Les comptes 2017 et la première modification budgétaire 2018, c’est l’occasion de pousser un cocorico. Les finances ont été assainies, se réjouit le bourgmestre Maxime Prévot qui, conseillé par le département de la gestion financière, a joué sur trois facteurs.

Les frais de personnel d’abord. "On n’a pas opéré de licenciements, mais on a joué sur la masse salariale en ne remplaçant pas tous les départs à la pension ou alors par des jeunes moins chers", explique Maxime Prévot.

Namur a diminué l’enveloppe destinée aux subventions et a augmenté sa fiscalité aussi. Toutes deux ont suscité des crissements de dents, mais la Ville est ainsi sortie du rouge.

"2017 est en boni - et affiche des réserves de plus de 18,5 millions - grâce à une gestion volontariste et à la pérennisation d’aides régionales, désormais structurelles, comme la réforme du fonds des communes", analyse le bourgmestre.

Et ce malgré le tax shift qui a privé Namur de 1,2 million € de recettes. Mais ce bon résultat n’est pas étranger à la recette du fonds Namur Capital, majoré de 2 millions €, qui n’est que justice pour tous les fonds octroyés à Liège et Charleroi, une espèce de gratification de la région en vue des investissements opérés par la capitale de la Wallonie.

Ce qui fait donc un bas de laine cumulé, au 31/12/2017, de plus de 17 millions d’euros. Il est réel et déjà constitué. Fin 2018, on devrait même dépasser les 20 millions d’euros. "Ce qui veut dire que le futur est préservé", se réjouit Maxime Prévot.

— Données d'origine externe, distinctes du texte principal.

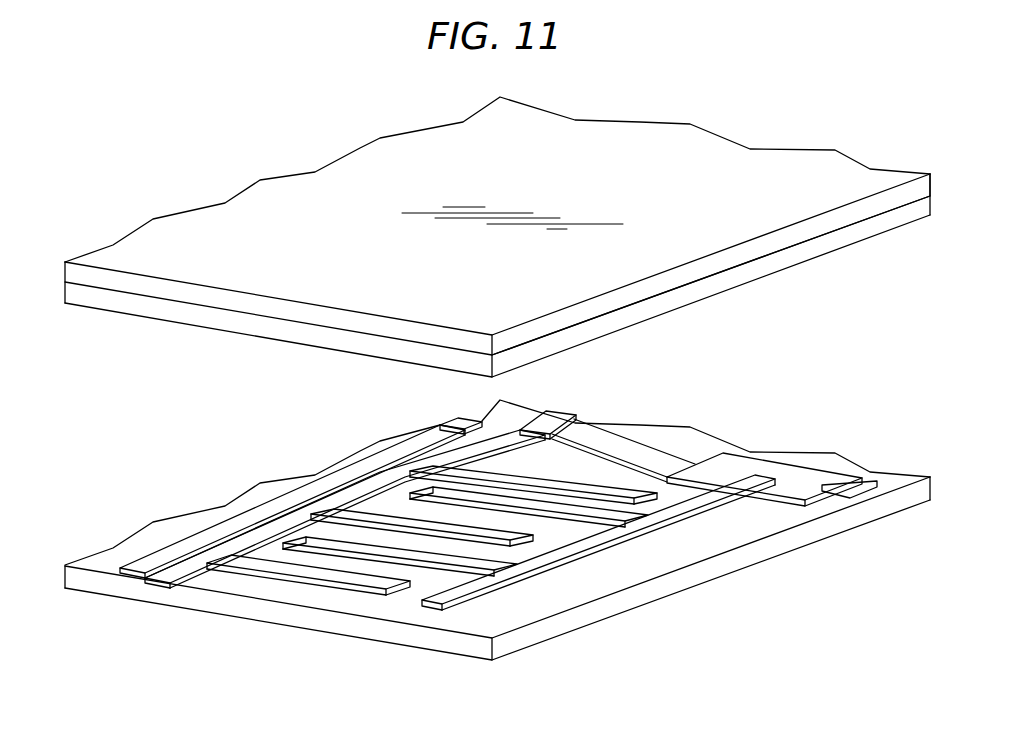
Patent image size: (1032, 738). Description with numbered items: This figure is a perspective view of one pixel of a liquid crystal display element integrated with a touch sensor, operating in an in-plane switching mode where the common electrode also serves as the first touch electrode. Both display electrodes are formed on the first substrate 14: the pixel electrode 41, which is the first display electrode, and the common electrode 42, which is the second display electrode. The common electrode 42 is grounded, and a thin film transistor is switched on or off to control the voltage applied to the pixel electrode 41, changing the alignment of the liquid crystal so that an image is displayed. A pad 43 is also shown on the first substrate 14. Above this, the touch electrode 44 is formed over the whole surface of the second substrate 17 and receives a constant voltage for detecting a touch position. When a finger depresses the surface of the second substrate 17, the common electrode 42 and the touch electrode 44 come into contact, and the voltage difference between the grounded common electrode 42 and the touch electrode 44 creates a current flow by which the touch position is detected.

The first substrate 14 is at (533, 637).
The second substrate 17 is at (752, 250).
The pixel electrode 41 is at (578, 545).
The common electrode 42 is at (272, 517).
The contact pad 43 is at (785, 470).
The touch electrode 44 is at (708, 288).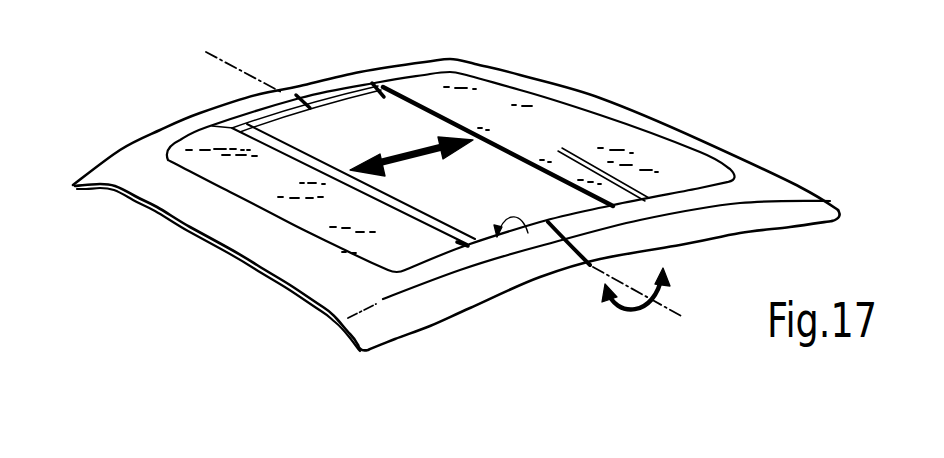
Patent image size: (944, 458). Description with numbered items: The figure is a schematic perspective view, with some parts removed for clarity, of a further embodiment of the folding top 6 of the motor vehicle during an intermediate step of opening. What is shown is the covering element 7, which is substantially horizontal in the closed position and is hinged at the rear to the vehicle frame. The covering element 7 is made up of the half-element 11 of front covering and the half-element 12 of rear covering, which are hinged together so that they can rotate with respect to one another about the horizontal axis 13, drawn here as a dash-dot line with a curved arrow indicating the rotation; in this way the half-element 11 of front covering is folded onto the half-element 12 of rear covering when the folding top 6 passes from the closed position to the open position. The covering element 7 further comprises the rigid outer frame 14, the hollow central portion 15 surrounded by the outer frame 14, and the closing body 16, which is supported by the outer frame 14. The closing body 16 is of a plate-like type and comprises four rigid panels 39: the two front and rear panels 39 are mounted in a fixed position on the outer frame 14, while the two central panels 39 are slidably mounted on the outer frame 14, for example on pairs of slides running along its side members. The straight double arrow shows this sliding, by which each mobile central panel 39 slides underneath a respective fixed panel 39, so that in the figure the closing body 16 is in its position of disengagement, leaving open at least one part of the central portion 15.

The folding top 6 is at (187, 263).
The covering element 7 is at (603, 320).
The half-element of front covering 11 is at (417, 344).
The half-element of rear covering 12 is at (787, 234).
The horizontal axis 13 is at (664, 320).
The rigid outer frame 14 is at (692, 232).
The hollow central portion 15 is at (528, 233).
The closing body 16 is at (609, 78).
The rigid panels 39 is at (187, 147).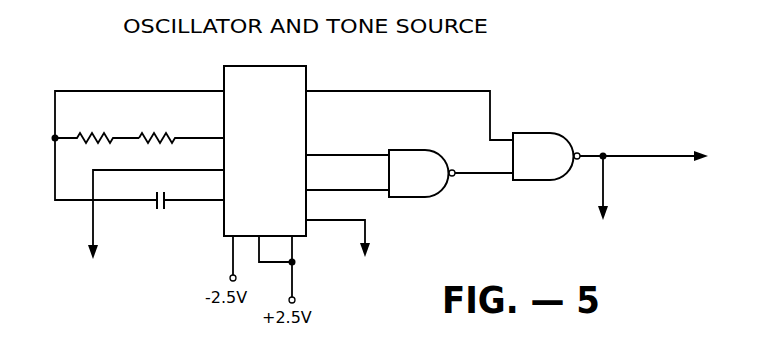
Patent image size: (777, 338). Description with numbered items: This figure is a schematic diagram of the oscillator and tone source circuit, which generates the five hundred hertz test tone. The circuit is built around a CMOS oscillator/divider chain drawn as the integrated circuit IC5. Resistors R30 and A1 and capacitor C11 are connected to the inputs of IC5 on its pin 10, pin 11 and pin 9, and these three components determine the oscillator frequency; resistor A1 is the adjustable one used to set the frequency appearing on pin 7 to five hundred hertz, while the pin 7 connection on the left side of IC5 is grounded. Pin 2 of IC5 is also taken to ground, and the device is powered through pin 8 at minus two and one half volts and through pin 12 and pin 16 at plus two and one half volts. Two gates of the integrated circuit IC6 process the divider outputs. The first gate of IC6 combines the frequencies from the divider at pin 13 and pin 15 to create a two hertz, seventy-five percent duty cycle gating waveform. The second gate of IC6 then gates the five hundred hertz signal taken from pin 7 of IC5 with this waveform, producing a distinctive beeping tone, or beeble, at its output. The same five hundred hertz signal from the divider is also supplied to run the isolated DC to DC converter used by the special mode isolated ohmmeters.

The oscillator integrated circuit IC5 is at (265, 151).
The NAND gate integrated circuit IC6 is at (484, 165).
The resistor R30 is at (97, 119).
The resistor A1 is at (180, 119).
The capacitor C11 is at (157, 223).
The IC5 pin 2 is at (338, 230).
The pin 7 is at (356, 120).
The pin 8 is at (370, 203).
The pin 9 is at (356, 177).
The pin 10 is at (399, 136).
The pin 11 is at (337, 120).
The pin 12 is at (324, 199).
The pin 13 is at (348, 164).
The pin 15 is at (347, 181).
The pin 16 is at (303, 269).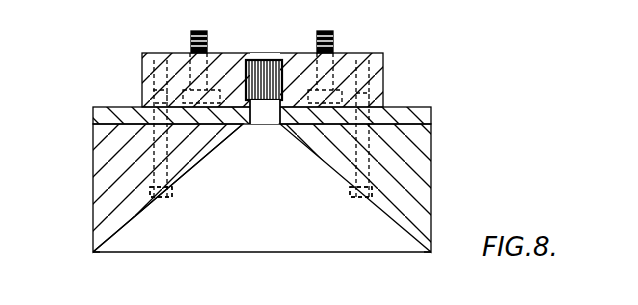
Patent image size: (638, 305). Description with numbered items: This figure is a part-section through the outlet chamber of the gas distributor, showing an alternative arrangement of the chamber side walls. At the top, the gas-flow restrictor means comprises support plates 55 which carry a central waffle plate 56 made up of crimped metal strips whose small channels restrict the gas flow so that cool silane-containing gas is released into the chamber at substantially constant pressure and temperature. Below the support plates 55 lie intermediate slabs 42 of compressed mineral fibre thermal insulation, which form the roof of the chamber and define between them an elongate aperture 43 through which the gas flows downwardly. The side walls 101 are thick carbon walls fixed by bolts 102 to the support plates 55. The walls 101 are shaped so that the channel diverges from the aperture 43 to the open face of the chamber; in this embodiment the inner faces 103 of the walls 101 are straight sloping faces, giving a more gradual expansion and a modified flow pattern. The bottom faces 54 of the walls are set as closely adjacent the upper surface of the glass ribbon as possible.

The slabs of compressed mineral fibre thermal insulation material 42 is at (97, 108).
The elongate aperture 43 is at (270, 117).
The bottom faces 54 is at (94, 253).
The support plates 55 is at (148, 58).
The central waffle plate 56 is at (258, 60).
The side walls 101 is at (105, 169).
The bolts 102 is at (165, 195).
The inner faces 103 is at (140, 213).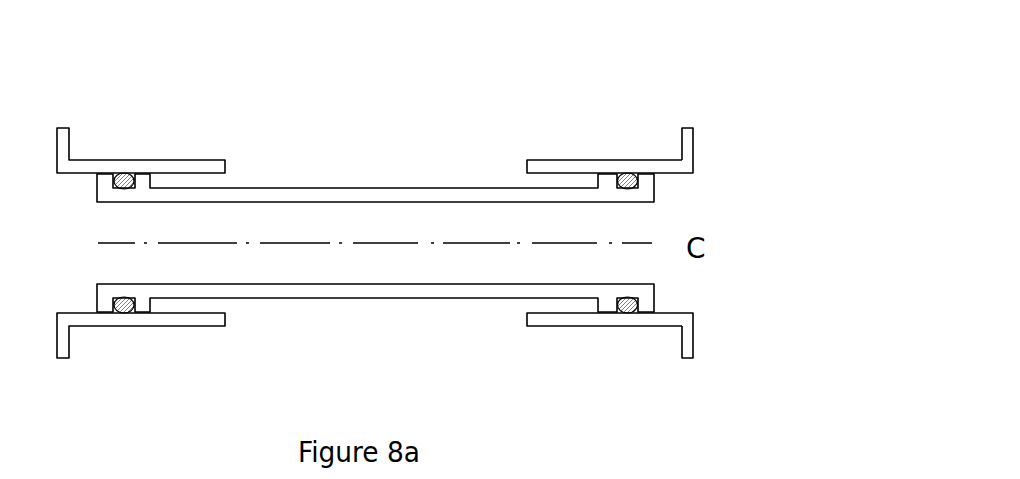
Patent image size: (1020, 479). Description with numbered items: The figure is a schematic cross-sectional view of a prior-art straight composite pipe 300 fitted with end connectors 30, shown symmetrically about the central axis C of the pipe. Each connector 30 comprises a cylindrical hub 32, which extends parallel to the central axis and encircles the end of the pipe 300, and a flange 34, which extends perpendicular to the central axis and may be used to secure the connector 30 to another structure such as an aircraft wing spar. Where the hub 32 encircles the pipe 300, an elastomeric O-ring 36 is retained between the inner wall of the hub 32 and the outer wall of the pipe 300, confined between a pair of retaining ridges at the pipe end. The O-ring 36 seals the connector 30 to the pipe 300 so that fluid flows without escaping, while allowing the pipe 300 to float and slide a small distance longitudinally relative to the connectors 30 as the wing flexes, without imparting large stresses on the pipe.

The end connector 30 is at (375, 250).
The composite pipe 300 is at (357, 168).
The cylindrical hub 32 is at (562, 168).
The flange 34 is at (683, 143).
The elastomeric O-ring 36 is at (620, 175).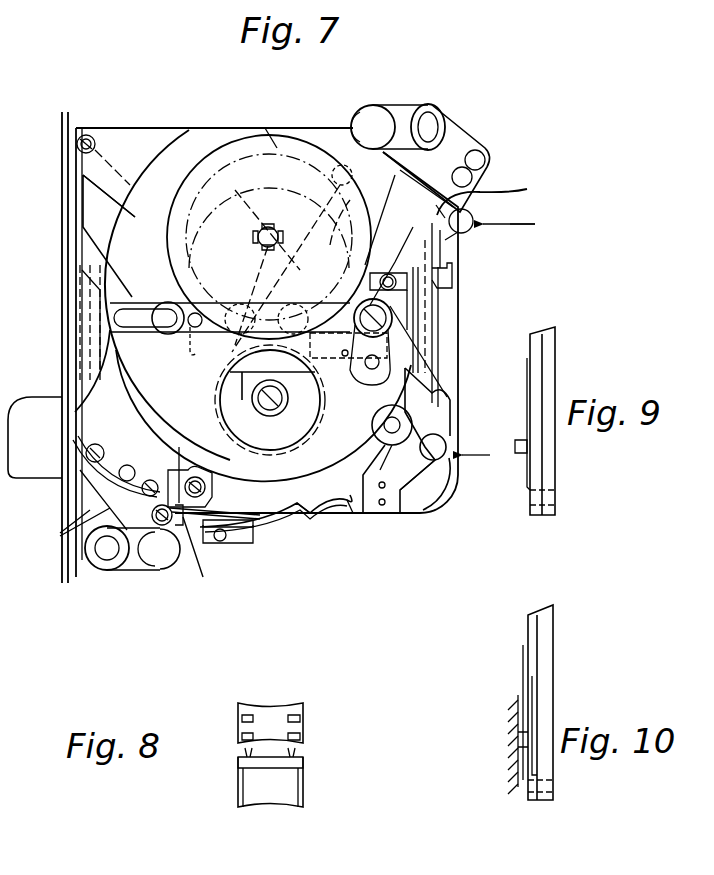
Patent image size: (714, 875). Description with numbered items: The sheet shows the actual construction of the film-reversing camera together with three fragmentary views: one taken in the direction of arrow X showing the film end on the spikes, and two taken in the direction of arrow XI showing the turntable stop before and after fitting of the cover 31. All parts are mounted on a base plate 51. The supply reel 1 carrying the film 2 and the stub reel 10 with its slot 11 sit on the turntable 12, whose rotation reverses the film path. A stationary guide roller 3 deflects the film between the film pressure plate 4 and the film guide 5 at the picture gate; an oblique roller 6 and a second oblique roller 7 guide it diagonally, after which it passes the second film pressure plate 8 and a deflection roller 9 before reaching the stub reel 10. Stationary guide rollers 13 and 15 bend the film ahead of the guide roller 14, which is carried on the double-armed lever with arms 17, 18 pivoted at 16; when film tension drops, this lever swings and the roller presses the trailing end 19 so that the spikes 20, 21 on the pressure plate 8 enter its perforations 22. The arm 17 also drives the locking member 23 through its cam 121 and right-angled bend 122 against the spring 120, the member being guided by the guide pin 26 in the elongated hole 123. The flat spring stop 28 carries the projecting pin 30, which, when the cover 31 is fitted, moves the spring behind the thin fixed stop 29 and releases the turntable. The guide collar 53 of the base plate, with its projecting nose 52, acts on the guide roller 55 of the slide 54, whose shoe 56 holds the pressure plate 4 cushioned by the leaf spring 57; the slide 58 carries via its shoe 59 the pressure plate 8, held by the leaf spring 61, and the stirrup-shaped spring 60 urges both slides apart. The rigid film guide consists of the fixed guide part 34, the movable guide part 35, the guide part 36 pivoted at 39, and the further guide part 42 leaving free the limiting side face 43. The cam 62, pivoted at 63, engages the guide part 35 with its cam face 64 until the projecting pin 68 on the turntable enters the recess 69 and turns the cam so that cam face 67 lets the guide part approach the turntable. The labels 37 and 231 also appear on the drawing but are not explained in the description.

In FIG. 7, the supply reel 1 is at (175, 235).
In FIG. 7, the film 2 is at (452, 138).
In FIG. 7, the stationary guide roller 3 is at (88, 135).
In FIG. 7, the film pressure plate 4 is at (108, 272).
In FIG. 7, the film guide 5 is at (62, 125).
In FIG. 7, the oblique roller 6 is at (103, 570).
In FIG. 7, the second oblique roller 7 is at (398, 112).
In FIG. 7, the second film pressure plate 8 is at (440, 397).
In FIG. 8, the second film pressure plate 8 is at (265, 790).
In FIG. 7, the deflection roller 9 is at (395, 470).
In FIG. 7, the stub reel 10 is at (225, 400).
In FIG. 7, the slot 11 is at (262, 395).
In FIG. 7, the turntable 12 is at (186, 135).
In FIG. 7, the stationary guide roller 13 is at (465, 178).
In FIG. 7, the guide roller 14 is at (462, 222).
In FIG. 7, the stationary guide roller 15 is at (478, 158).
In FIG. 7, the pivot 16 is at (393, 314).
In FIG. 7, the lever arm 17 is at (445, 240).
In FIG. 7, the lever arm 18 is at (300, 375).
In FIG. 7, the trailing end of the film 19 is at (438, 205).
In FIG. 8, the trailing end of the film 19 is at (268, 720).
In FIG. 8, the spike 20 is at (240, 758).
In FIG. 8, the spike 21 is at (300, 760).
In FIG. 8, the perforations 22 is at (240, 736).
In FIG. 7, the locking member 23 is at (452, 279).
In FIG. 7, the guide pin 26 is at (388, 274).
In FIG. 7, the flat spring stop 28 is at (408, 463).
In FIG. 9, the flat spring stop 28 is at (527, 470).
In FIG. 10, the flat spring stop 28 is at (532, 780).
In FIG. 10, the fixed stop 29 is at (520, 737).
In FIG. 7, the projecting pin 30 is at (440, 452).
In FIG. 9, the projecting pin 30 is at (518, 440).
In FIG. 10, the projecting pin 30 is at (514, 758).
In FIG. 10, the cover 31 is at (524, 718).
In FIG. 7, the guide part 34 is at (92, 478).
In FIG. 7, the guide part 35 is at (250, 543).
In FIG. 7, the guide part 36 is at (275, 530).
In FIG. 7, the roller 37 is at (150, 570).
In FIG. 7, the pivot 39 is at (220, 541).
In FIG. 7, the further guide part 42 is at (328, 513).
In FIG. 7, the limiting side face 43 is at (300, 508).
In FIG. 7, the base plate 51 is at (226, 128).
In FIG. 7, the projecting nose 52 is at (110, 278).
In FIG. 7, the guide collar 53 is at (205, 212).
In FIG. 7, the slide 54 is at (145, 332).
In FIG. 7, the guide roller 55 is at (96, 371).
In FIG. 7, the shoe 56 is at (78, 288).
In FIG. 7, the leaf spring 57 is at (90, 325).
In FIG. 7, the slide 58 is at (348, 346).
In FIG. 7, the shoe 59 is at (415, 360).
In FIG. 7, the stirrup-shaped spring 60 is at (226, 306).
In FIG. 7, the leaf spring 61 is at (420, 322).
In FIG. 7, the cam 62 is at (168, 470).
In FIG. 7, the pivot 63 is at (205, 578).
In FIG. 7, the cam face 64 is at (170, 525).
In FIG. 7, the cam face 67 is at (212, 497).
In FIG. 7, the projecting pin 68 is at (341, 165).
In FIG. 7, the recess 69 is at (200, 475).
In FIG. 7, the spring 120 is at (340, 302).
In FIG. 7, the cam 121 is at (355, 280).
In FIG. 7, the right-angled bend 122 is at (393, 215).
In FIG. 7, the elongated hole 123 is at (413, 225).
In FIG. 7, the link 231 is at (372, 362).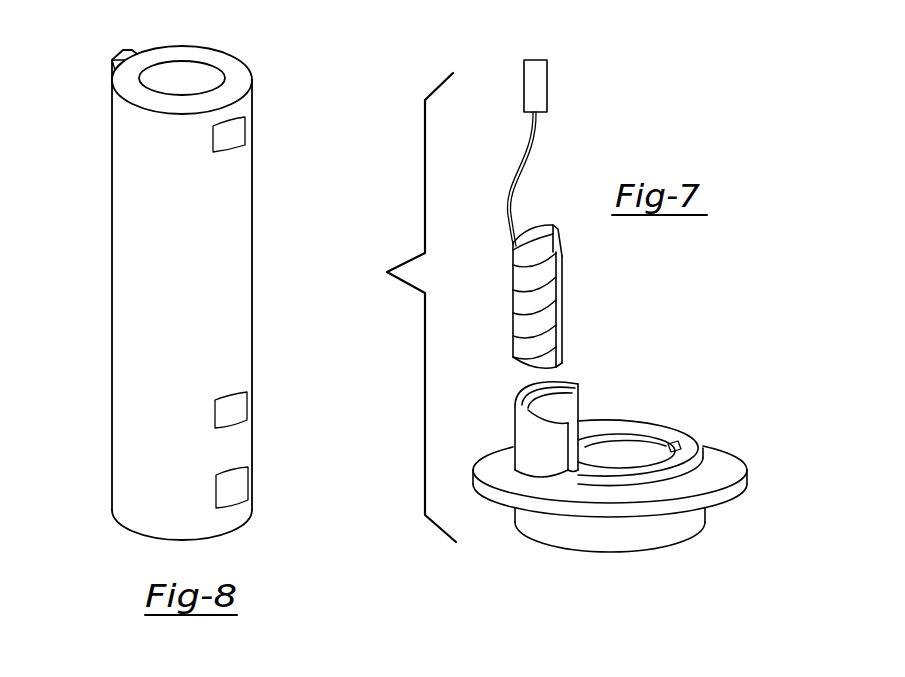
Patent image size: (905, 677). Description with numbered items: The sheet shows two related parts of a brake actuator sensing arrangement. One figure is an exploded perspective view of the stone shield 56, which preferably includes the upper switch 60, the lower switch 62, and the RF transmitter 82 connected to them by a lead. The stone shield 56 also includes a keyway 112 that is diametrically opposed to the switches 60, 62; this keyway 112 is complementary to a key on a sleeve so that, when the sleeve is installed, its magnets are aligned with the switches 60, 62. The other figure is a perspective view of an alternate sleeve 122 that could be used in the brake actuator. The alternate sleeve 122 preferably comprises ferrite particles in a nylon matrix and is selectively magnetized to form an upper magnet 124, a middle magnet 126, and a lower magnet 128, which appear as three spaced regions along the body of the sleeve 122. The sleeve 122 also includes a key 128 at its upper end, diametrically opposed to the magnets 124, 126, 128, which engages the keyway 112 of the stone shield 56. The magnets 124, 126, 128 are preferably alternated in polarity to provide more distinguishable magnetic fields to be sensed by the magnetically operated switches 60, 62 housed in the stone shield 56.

La majorité a ainsi constitué des fonds de réserve divers ainsi que des provisions dont une de plus de 4 millions pour le CPAS. "Puisque la population faisant appel à ses services croît sans cesse, il arrivera un moment où ses réserves ne seront plus suffisantes, donc on a mis de côté afin que le CPAS n’ait pas à choisir et renoncer à certaines de ses missions", précise le bourgmestre.

Côté emprunts, il reste une petite marge de 1,3 million si la Ville venait à en avoir besoin pour des petits investissements d’ici à la fin de l’année. Côté majorité, le sourire est de mise.